Testing Overview¶
Validibot uses a layered testing strategy. Each layer runs at a different level of the stack and catches different kinds of bugs. Understanding what each layer does helps you pick the right test type when adding new functionality and know which suite to run when debugging a failure.
Test Layers at a Glance¶
| Layer | Location | What it exercises | How to run | Speed |
|---|---|---|---|---|
| Unit | validibot/*/tests/ |
Individual functions, classes, models | pytest |
Fast (seconds) |
| Use case | tests/tests_use_cases/ |
Business scenarios end-to-end in-process | pytest |
Fast (seconds) |
| Integration | tests/tests_integration/ |
Cloud infra (GCS, Cloud Run Jobs, Selenium) | just test-integration |
Medium (minutes) |
| E2E stress | tests/tests_e2e/test_stress.py |
Concurrent HTTP load against live stack | just test-e2e |
Medium (minutes) |
| E2E workflow | tests/tests_e2e/test_energyplus_template.py |
Real Docker-based simulations, full pipeline | just local-cloud e2e-tests |
Slow (2-5 min/test) |
How the layers differ¶
Unit and use case tests run with CELERY_TASK_ALWAYS_EAGER=True and
Django's test database. They're fast and isolated but don't exercise the real
HTTP/Celery/Redis pipeline. They run automatically as part of the normal
pytest suite.
Integration tests run against real infrastructure - a local Postgres instance, GCS buckets, Cloud Run Jobs. They verify that Validibot's cloud integrations work correctly but don't test the full request lifecycle. They require Docker and (for cloud tests) GCP credentials.
E2E tests run against a fully running Validibot environment (Docker Compose stack). They make real HTTP requests to the API and exercise the complete pipeline: API submission, Celery task dispatch, Redis broker, worker execution, and (for advanced validators) Docker container simulation. These catch problems that unit and integration tests can't: task dispatch failures, broker bottlenecks, concurrency bugs, and end-to-end data flow issues.
Which tests to run when¶
| Scenario | Run |
|---|---|
| Routine development | pytest (unit + use case) |
| Changed models, views, or business logic | pytest |
| Changed cloud integration code (GCS, Cloud Run) | just test-integration |
| Changed Celery tasks or worker code | just test-e2e |
| Changed EnergyPlus validator or template pipeline | just local-cloud e2e-tests |
| Before opening a PR | pytest + pre-commit run --all-files |
| Verifying a deployed environment | just test-e2e with env vars pointing at staging |
Running the test suite¶
# Unit + use case tests (the everyday default)
pytest
# With coverage
pytest --cov=validibot
# A specific app's tests
pytest validibot/validations/tests/
# A specific test file
pytest validibot/validations/tests/test_models.py -v
E2E and integration tests are excluded from the default pytest run via
norecursedirs in pyproject.toml. Each has its own just recipe documented
in its dedicated guide.
Detailed guides¶
- Integration Tests — Cloud Run Jobs, GCS, Selenium browser tests
- E2E and Stress Tests — Concurrent stress tests and EnergyPlus simulation tests against a live stack
Writing tests¶
A few conventions to follow when adding new tests:
- Every test file needs a module-level docstring explaining what the suite covers and why.

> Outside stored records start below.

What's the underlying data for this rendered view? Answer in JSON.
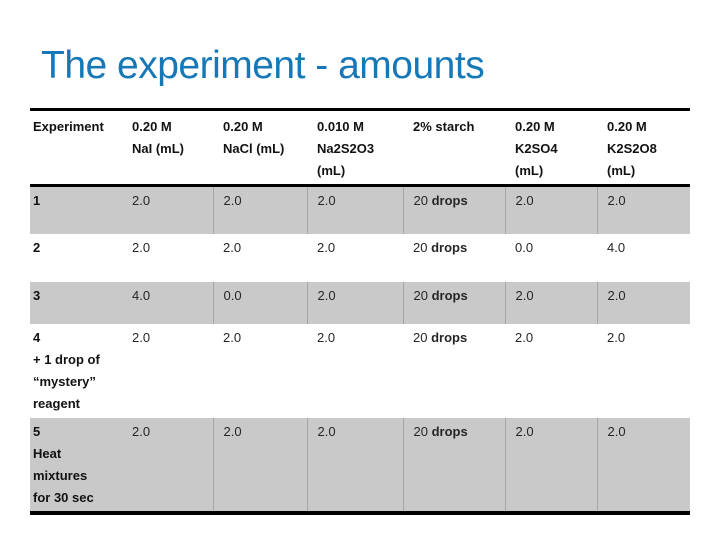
{
  "slide": {
    "title": "The experiment - amounts"
  },
  "colors": {
    "title": "#1778b8",
    "row_band": "#c9c9c9",
    "column_separator": "#a6a6a6",
    "table_border": "#000000"
  },
  "table": {
    "columns": [
      {
        "key": "experiment",
        "label_lines": [
          "Experiment"
        ]
      },
      {
        "key": "nai",
        "label_lines": [
          "0.20 M",
          "NaI (mL)"
        ]
      },
      {
        "key": "nacl",
        "label_lines": [
          "0.20 M",
          "NaCl (mL)"
        ]
      },
      {
        "key": "na2s2o3",
        "label_lines": [
          "0.010 M",
          "Na2S2O3",
          "(mL)"
        ]
      },
      {
        "key": "starch",
        "label_lines": [
          "2% starch"
        ]
      },
      {
        "key": "k2so4",
        "label_lines": [
          "0.20 M",
          "K2SO4",
          "(mL)"
        ]
      },
      {
        "key": "k2s2o8",
        "label_lines": [
          "0.20 M",
          "K2S2O8",
          "(mL)"
        ]
      }
    ],
    "rows": [
      {
        "shaded": true,
        "experiment_lines": [
          "1"
        ],
        "nai_ml": "2.0",
        "nacl_ml": "2.0",
        "na2s2o3_ml": "2.0",
        "starch_amount": "20",
        "starch_unit": "drops",
        "k2so4_ml": "2.0",
        "k2s2o8_ml": "2.0"
      },
      {
        "shaded": false,
        "experiment_lines": [
          "2"
        ],
        "nai_ml": "2.0",
        "nacl_ml": "2.0",
        "na2s2o3_ml": "2.0",
        "starch_amount": "20",
        "starch_unit": "drops",
        "k2so4_ml": "0.0",
        "k2s2o8_ml": "4.0"
      },
      {
        "shaded": true,
        "experiment_lines": [
          "3"
        ],
        "nai_ml": "4.0",
        "nacl_ml": "0.0",
        "na2s2o3_ml": "2.0",
        "starch_amount": "20",
        "starch_unit": "drops",
        "k2so4_ml": "2.0",
        "k2s2o8_ml": "2.0"
      },
      {
        "shaded": false,
        "experiment_lines": [
          "4",
          "+ 1 drop of",
          "“mystery”",
          "reagent"
        ],
        "nai_ml": "2.0",
        "nacl_ml": "2.0",
        "na2s2o3_ml": "2.0",
        "starch_amount": "20",
        "starch_unit": "drops",
        "k2so4_ml": "2.0",
        "k2s2o8_ml": "2.0"
      },
      {
        "shaded": true,
        "experiment_lines": [
          "5",
          "Heat",
          "mixtures",
          "for 30 sec"
        ],
        "nai_ml": "2.0",
        "nacl_ml": "2.0",
        "na2s2o3_ml": "2.0",
        "starch_amount": "20",
        "starch_unit": "drops",
        "k2so4_ml": "2.0",
        "k2s2o8_ml": "2.0"
      }
    ]
  }
}
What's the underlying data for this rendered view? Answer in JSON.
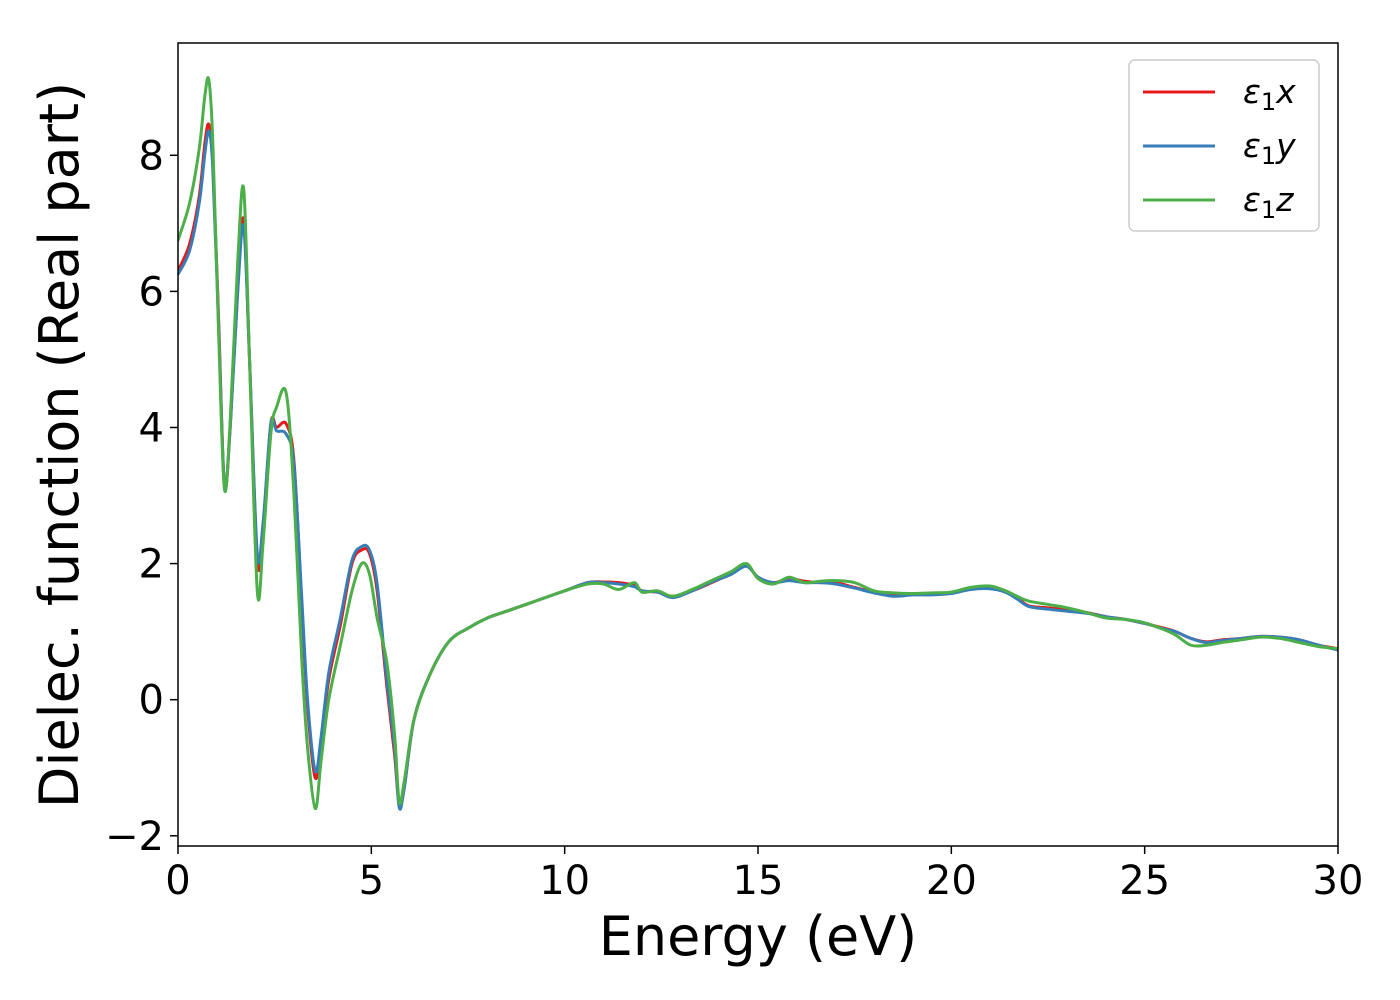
{
  "chart_data": {
    "type": "line",
    "xlabel": "Energy (eV)",
    "ylabel": "Dielec. function (Real part)",
    "xlim": [
      0,
      30
    ],
    "ylim": [
      -2.15,
      9.65
    ],
    "xticks": [
      0,
      5,
      10,
      15,
      20,
      25,
      30
    ],
    "xtick_labels": [
      "0",
      "5",
      "10",
      "15",
      "20",
      "25",
      "30"
    ],
    "yticks": [
      -2,
      0,
      2,
      4,
      6,
      8
    ],
    "ytick_labels": [
      "−2",
      "0",
      "2",
      "4",
      "6",
      "8"
    ],
    "grid": false,
    "legend_position": "top-right",
    "series": [
      {
        "name": "ε₁x",
        "legend": {
          "main": "ε",
          "sub": "1",
          "var": "x"
        },
        "color": "#e41a1c",
        "x": [
          0,
          0.3,
          0.55,
          0.7,
          0.8,
          0.9,
          1.05,
          1.2,
          1.35,
          1.55,
          1.7,
          1.85,
          2.05,
          2.2,
          2.4,
          2.55,
          2.8,
          3.0,
          3.2,
          3.35,
          3.55,
          3.7,
          3.9,
          4.2,
          4.5,
          4.75,
          4.95,
          5.15,
          5.4,
          5.6,
          5.72,
          5.85,
          6.1,
          6.5,
          7.0,
          7.5,
          8.0,
          8.5,
          9.0,
          9.5,
          10.0,
          10.6,
          11.0,
          11.4,
          11.8,
          12.0,
          12.4,
          12.8,
          13.3,
          13.8,
          14.3,
          14.7,
          15.0,
          15.4,
          15.8,
          16.2,
          16.6,
          17.0,
          17.5,
          18.0,
          18.5,
          19.0,
          19.5,
          20.0,
          20.5,
          21.0,
          21.4,
          21.7,
          22.0,
          22.5,
          23.0,
          23.5,
          24.0,
          24.5,
          25.0,
          25.5,
          25.8,
          26.2,
          26.6,
          27.0,
          27.5,
          28.0,
          28.5,
          29.0,
          29.5,
          30.0
        ],
        "y": [
          6.3,
          6.7,
          7.4,
          8.2,
          8.45,
          7.9,
          5.6,
          3.15,
          4.0,
          6.1,
          7.05,
          5.0,
          2.05,
          2.5,
          4.05,
          4.0,
          4.05,
          3.5,
          1.4,
          -0.1,
          -1.15,
          -0.6,
          0.3,
          1.1,
          2.0,
          2.2,
          2.15,
          1.6,
          0.2,
          -0.8,
          -1.55,
          -1.3,
          -0.3,
          0.35,
          0.85,
          1.05,
          1.2,
          1.3,
          1.4,
          1.5,
          1.6,
          1.72,
          1.73,
          1.72,
          1.68,
          1.6,
          1.58,
          1.52,
          1.6,
          1.72,
          1.85,
          1.97,
          1.8,
          1.72,
          1.78,
          1.74,
          1.72,
          1.72,
          1.65,
          1.58,
          1.55,
          1.55,
          1.55,
          1.57,
          1.63,
          1.65,
          1.6,
          1.5,
          1.38,
          1.35,
          1.32,
          1.28,
          1.22,
          1.18,
          1.12,
          1.05,
          1.0,
          0.9,
          0.85,
          0.88,
          0.9,
          0.93,
          0.92,
          0.88,
          0.8,
          0.75
        ]
      },
      {
        "name": "ε₁y",
        "legend": {
          "main": "ε",
          "sub": "1",
          "var": "y"
        },
        "color": "#377eb8",
        "x": [
          0,
          0.3,
          0.55,
          0.7,
          0.8,
          0.9,
          1.05,
          1.2,
          1.35,
          1.55,
          1.7,
          1.85,
          2.05,
          2.2,
          2.4,
          2.55,
          2.8,
          3.0,
          3.2,
          3.35,
          3.55,
          3.7,
          3.9,
          4.2,
          4.5,
          4.75,
          4.95,
          5.15,
          5.4,
          5.6,
          5.72,
          5.85,
          6.1,
          6.5,
          7.0,
          7.5,
          8.0,
          8.5,
          9.0,
          9.5,
          10.0,
          10.6,
          11.0,
          11.4,
          11.8,
          12.0,
          12.4,
          12.8,
          13.3,
          13.8,
          14.3,
          14.7,
          15.0,
          15.4,
          15.8,
          16.2,
          16.6,
          17.0,
          17.5,
          18.0,
          18.5,
          19.0,
          19.5,
          20.0,
          20.5,
          21.0,
          21.4,
          21.7,
          22.0,
          22.5,
          23.0,
          23.5,
          24.0,
          24.5,
          25.0,
          25.5,
          25.8,
          26.2,
          26.6,
          27.0,
          27.5,
          28.0,
          28.5,
          29.0,
          29.5,
          30.0
        ],
        "y": [
          6.25,
          6.6,
          7.3,
          8.05,
          8.35,
          7.8,
          5.5,
          3.15,
          4.0,
          6.05,
          6.95,
          5.0,
          2.15,
          2.6,
          4.05,
          3.95,
          3.9,
          3.45,
          1.5,
          0.0,
          -1.05,
          -0.55,
          0.4,
          1.2,
          2.05,
          2.25,
          2.2,
          1.7,
          0.3,
          -0.7,
          -1.58,
          -1.3,
          -0.3,
          0.35,
          0.85,
          1.05,
          1.2,
          1.3,
          1.4,
          1.5,
          1.6,
          1.72,
          1.72,
          1.7,
          1.66,
          1.6,
          1.58,
          1.5,
          1.6,
          1.73,
          1.84,
          1.96,
          1.8,
          1.72,
          1.75,
          1.72,
          1.72,
          1.7,
          1.64,
          1.57,
          1.52,
          1.54,
          1.54,
          1.56,
          1.62,
          1.63,
          1.58,
          1.48,
          1.37,
          1.33,
          1.3,
          1.27,
          1.22,
          1.18,
          1.12,
          1.04,
          1.0,
          0.9,
          0.84,
          0.87,
          0.9,
          0.93,
          0.92,
          0.88,
          0.8,
          0.73
        ]
      },
      {
        "name": "ε₁z",
        "legend": {
          "main": "ε",
          "sub": "1",
          "var": "z"
        },
        "color": "#4daf4a",
        "x": [
          0,
          0.3,
          0.55,
          0.7,
          0.8,
          0.9,
          1.05,
          1.2,
          1.35,
          1.55,
          1.7,
          1.85,
          2.05,
          2.2,
          2.4,
          2.55,
          2.8,
          3.0,
          3.2,
          3.35,
          3.55,
          3.7,
          3.9,
          4.2,
          4.5,
          4.75,
          4.95,
          5.15,
          5.4,
          5.6,
          5.72,
          5.85,
          6.1,
          6.5,
          7.0,
          7.5,
          8.0,
          8.5,
          9.0,
          9.5,
          10.0,
          10.6,
          11.0,
          11.4,
          11.8,
          12.0,
          12.4,
          12.8,
          13.3,
          13.8,
          14.3,
          14.7,
          15.0,
          15.4,
          15.8,
          16.2,
          16.6,
          17.0,
          17.5,
          18.0,
          18.5,
          19.0,
          19.5,
          20.0,
          20.5,
          21.0,
          21.4,
          21.7,
          22.0,
          22.5,
          23.0,
          23.5,
          24.0,
          24.5,
          25.0,
          25.5,
          25.8,
          26.2,
          26.6,
          27.0,
          27.5,
          28.0,
          28.5,
          29.0,
          29.5,
          30.0
        ],
        "y": [
          6.75,
          7.3,
          8.1,
          8.9,
          9.1,
          8.2,
          5.4,
          3.1,
          4.1,
          6.5,
          7.5,
          5.0,
          1.6,
          2.3,
          3.9,
          4.3,
          4.5,
          3.0,
          0.6,
          -0.7,
          -1.6,
          -0.9,
          0.0,
          0.8,
          1.6,
          2.0,
          1.85,
          1.2,
          0.55,
          -0.5,
          -1.5,
          -1.2,
          -0.3,
          0.35,
          0.85,
          1.05,
          1.2,
          1.3,
          1.4,
          1.5,
          1.6,
          1.7,
          1.7,
          1.62,
          1.72,
          1.58,
          1.6,
          1.52,
          1.62,
          1.75,
          1.88,
          2.0,
          1.78,
          1.7,
          1.8,
          1.72,
          1.74,
          1.75,
          1.72,
          1.6,
          1.57,
          1.56,
          1.57,
          1.58,
          1.65,
          1.67,
          1.6,
          1.52,
          1.45,
          1.4,
          1.35,
          1.28,
          1.2,
          1.18,
          1.13,
          1.03,
          0.95,
          0.8,
          0.8,
          0.84,
          0.88,
          0.92,
          0.9,
          0.84,
          0.78,
          0.75
        ]
      }
    ]
  }
}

- Every test method needs a docstring explaining why the test matters, not just what it does.
- Always include security tests for features that handle user input. Test for XSS, injection, XXE, and other OWASP-style attacks.
- Use range assertions for simulation outputs. EnergyPlus and FMU results vary across versions and platforms, so assert within a reasonable range rather than exact values.
- Tests follow the code: commercial feature tests live in this repo (gated by feature flags), not in the commercial repos.
See AGENTS.md for the full coding standards.